- Leader: Carlo Ottavio Cornaggia Medici
- Founded: 1923; 102 years ago
- Ideology: Clerical fascism

= National Union (Italy, 1923) =

Italian Catholic political party

National Union (Italian: Unione Nazionale) was a pro-fascist Italian Catholic political party during the 1920s, the first of several "Clerico-Fascist" political organizations established within the decade. The party was established with the permission of Pope Pius XI, dealing the final blow to the anti-fascist Catholic Italian People's Party.

The National Union's membership primarily came from aristocratic and pro-monarchist Catholics in Turin, Milan, and Naples, along with members of the Black Nobility. These groups represented over half of the signatories of the party's April 1923 manifesto. Pollard describes the National Union as "essentially an aristocratic clique". Its manifesto credited fascism with the goal of establishing "a lasting social Christian and Italian order".

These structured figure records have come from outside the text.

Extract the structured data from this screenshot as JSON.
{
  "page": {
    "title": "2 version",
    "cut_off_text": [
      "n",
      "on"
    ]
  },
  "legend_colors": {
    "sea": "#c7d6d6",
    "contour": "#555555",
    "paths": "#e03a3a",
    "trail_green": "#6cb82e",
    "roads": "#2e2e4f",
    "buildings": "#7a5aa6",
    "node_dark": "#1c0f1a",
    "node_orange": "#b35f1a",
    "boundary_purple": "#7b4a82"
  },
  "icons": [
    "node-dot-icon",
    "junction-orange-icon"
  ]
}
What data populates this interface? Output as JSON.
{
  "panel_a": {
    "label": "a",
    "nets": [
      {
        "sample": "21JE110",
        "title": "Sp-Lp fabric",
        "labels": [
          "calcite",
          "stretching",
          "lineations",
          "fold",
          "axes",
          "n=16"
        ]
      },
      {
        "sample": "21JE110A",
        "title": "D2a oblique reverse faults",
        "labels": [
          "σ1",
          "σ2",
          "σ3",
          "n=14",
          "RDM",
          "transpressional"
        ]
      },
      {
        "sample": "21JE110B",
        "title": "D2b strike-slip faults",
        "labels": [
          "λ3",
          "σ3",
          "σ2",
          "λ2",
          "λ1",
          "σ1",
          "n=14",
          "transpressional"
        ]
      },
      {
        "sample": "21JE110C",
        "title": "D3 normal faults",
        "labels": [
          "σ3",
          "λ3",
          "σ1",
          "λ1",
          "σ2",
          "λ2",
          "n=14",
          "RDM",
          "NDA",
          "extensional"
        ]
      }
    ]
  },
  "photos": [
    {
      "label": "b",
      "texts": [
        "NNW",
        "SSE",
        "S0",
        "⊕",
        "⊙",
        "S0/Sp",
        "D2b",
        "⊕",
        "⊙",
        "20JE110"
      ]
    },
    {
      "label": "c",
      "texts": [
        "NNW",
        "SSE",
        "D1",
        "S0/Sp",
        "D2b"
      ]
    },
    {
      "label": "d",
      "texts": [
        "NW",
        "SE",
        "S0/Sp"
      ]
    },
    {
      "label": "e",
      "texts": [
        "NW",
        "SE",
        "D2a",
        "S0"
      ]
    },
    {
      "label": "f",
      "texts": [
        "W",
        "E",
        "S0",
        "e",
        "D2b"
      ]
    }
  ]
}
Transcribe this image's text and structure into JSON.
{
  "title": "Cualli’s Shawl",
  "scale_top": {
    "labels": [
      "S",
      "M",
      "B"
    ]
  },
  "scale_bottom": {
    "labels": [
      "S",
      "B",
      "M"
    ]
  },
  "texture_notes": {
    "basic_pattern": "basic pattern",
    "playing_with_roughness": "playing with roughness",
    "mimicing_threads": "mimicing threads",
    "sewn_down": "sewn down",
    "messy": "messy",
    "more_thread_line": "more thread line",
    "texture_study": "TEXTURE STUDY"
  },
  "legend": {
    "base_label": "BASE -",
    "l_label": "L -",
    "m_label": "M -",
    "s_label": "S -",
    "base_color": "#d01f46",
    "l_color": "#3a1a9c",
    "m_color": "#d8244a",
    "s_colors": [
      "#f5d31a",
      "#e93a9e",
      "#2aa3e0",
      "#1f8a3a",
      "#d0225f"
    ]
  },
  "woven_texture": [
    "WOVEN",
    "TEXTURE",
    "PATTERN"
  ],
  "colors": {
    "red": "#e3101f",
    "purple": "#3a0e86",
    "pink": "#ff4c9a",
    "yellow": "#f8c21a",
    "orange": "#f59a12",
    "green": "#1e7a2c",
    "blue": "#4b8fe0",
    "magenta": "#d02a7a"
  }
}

According to the pro-Fascist Il Momento of Turin, the party was notorious for its "hostility towards the works and towards trade union organizations".

The National Union, and the similar Centro Nazionale, supported the Fascist list in the March 1929 elections, only to virtually disappear from the political map after the conclusion of the Lateran treaties. The Centro Nazionale dissolved in the summer of 1930, leaving the National Union as the sole remaining "Clerico-Fascist" political party.